All'interno della grande sala, nelle otto nicchie perimetrali, è raccolta in sintetiche rassegne, dalla fondazione ai giorni nostri, la documentazione della storia del Corpo degli Alpini mentre cimeli, pubblicazioni e materiale illustrativo sono esposti nelle vetrine.Sulla parete d'entrata, i grandi ritratti del Generale Giuseppe Perrucchetti, ideatore del Corpo e di Cesare Battisti; la bandiera austriaca che un tempo sventolava sulla "Verruca" di Trento, e il Medagliere del Generale Giuseppe Adami, già comandante del 5° reggimento alpini nella campagna di Russia. Commissario prima e Presidente poi della Fondazione Acropoli Alpina, vi si dedicò con passione fino alla morte, avvenuta il 31 luglio 1964.

Sulla parete di fronte il pannello raffigurante "La morte del Capitano" del conte Paolo Caccia Dominioni, con parole tratte dalla motivazione della Medaglia d'Oro al Valor Militare alla memoria del capitano Giuseppe Grandi, comandante la 46^ compagnia del battaglione “Tirano” del 5°, caduto in Russia durante il ripiegamento del Corpo d’Armata Alpino.

Negli angoli gli stendardi dei reparti e il busto de "l'Alpino".
Trofei, armi e cimeli vari sono esposti sui pilastri tra le singole nicchie. Nella saletta all'entrata del Museo, uniformi e materiale di equipaggiamento. Un breve rialzo porta al Sacrario delle Medaglie d'Oro delle Truppe Alpine. Nel mezzo, un masso del Monte Grappa; alle pareti, i nomi dei decorati delle guerre del 1896 al 1945 incisi su grandi lastre di marmo bianco; sopra, tutt'intorno, la significativa e suggestiva rappresentazione dei luoghi che furono testimoni delle gesta di guerra degli Alpini, anch'essa opera del conte Caccia Dominioni.
Nella saletta è conservato un prezioso trittico di Mario Urbani "Falchi e prede" dipinto in trincea nella I^ Guerra Mondiale. Ai lati due pezzi da montagna che hanno fatto la storia delle Truppe Alpine: il glorioso 65/17 e lo Skoda da 75/13, che accompagnò gli Alpini durante tutta la II^ Guerra Mondiale, ed oltre.

La sala uniformi

Vi sono esposte le uniformi delle Truppe Alpine, ad iniziare da quella originaria del 1872, col cappello alla "calabrese", e via via quelle adottate nel corso del tempo, sino ai giorni nostri. Numerose le uniformi appartenute ad ufficiali, donate dalle rispettive famiglie. Nelle vetrine sono esposti copricapi, mostreggiature, strumenti e piccole attrezzature. In un grande quadro vetrato sono raccolti distintivi e medaglie commemorative. Completa la sala una ricca esposizione di materiale sciistico e di attrezzature per la manutenzione degli sci.

La biblioteca

Costituita anche grazie a donazioni di volumi e di  pubblicazioni fatte da privati, la biblioteca del Museo conta circa 3000 tra libri e fascicoli classificati secondo 29 categorie di argomenti, attraverso le quali i visitatori e studiosi possono sviluppare attività di ricerca nel settore della storia militare con particolare riguardo alla storia delle "Penne Nere".

Il museo del mulo

Realizzato successivamente alla struttura principale, raccoglie quanto  inerente alle salmerie, radiate dal servizio nel 1998,  in tre piccole stanze adiacenti:

- la prima dedicata alla mascalcia (laboratorio del fabbro ove venivano forgiati i "ferri");
- la seconda e la terza dedicate alle attrezzature impiegate per le salmerie (basti, finimenti, musette, abbeveratoi).

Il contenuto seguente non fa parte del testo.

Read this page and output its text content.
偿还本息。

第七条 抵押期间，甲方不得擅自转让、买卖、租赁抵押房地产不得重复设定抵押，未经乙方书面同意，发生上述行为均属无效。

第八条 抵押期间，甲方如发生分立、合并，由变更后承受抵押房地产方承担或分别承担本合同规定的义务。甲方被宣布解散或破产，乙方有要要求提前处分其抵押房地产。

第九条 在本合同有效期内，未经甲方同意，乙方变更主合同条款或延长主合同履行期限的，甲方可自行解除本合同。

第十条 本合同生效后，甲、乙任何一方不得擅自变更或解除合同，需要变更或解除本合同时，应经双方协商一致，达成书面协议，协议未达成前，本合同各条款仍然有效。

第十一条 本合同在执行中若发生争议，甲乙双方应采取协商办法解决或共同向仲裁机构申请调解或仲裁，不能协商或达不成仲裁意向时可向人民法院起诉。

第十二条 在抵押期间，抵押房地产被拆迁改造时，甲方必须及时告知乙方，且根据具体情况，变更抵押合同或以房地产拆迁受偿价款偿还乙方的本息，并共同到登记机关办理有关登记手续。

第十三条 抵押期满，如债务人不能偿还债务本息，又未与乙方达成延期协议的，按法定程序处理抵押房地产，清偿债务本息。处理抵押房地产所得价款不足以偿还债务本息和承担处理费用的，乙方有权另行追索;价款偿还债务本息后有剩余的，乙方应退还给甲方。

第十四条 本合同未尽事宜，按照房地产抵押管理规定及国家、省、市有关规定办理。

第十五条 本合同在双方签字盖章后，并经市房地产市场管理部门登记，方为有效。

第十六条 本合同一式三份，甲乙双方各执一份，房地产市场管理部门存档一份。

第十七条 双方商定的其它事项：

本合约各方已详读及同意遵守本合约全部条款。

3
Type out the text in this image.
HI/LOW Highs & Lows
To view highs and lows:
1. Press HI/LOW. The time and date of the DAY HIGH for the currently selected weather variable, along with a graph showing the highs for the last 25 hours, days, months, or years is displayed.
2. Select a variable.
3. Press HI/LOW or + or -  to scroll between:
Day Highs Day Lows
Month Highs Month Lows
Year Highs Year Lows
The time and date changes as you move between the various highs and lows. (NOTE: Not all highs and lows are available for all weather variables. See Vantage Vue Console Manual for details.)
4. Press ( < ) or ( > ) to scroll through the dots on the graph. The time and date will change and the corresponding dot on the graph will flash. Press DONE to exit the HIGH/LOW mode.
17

Il 2 aprile 2008 si è costituita l’Associazione “Amici del Museo Storico Nazionale degli Alpini”,  formata da Alpini, in servizio e in congedo, che si propongono di sostenere concretamente  l’attività del Museo attraverso ricerche, raccolta di documenti storici, pubblicazioni, organizzazione di eventi, conferenze, convegni, studi al fine di realizzare una serie di scambi culturali per la valorizzazione dell’immagine degli Alpini nella società civile. A tal fine hanno già aderito la Provincia Autonoma di Trento ,il Comune di Trento; tra i soci fondatori vi è anche l’A.N.A. che ha nominato un  rappresentante del Direttivo Nazionale.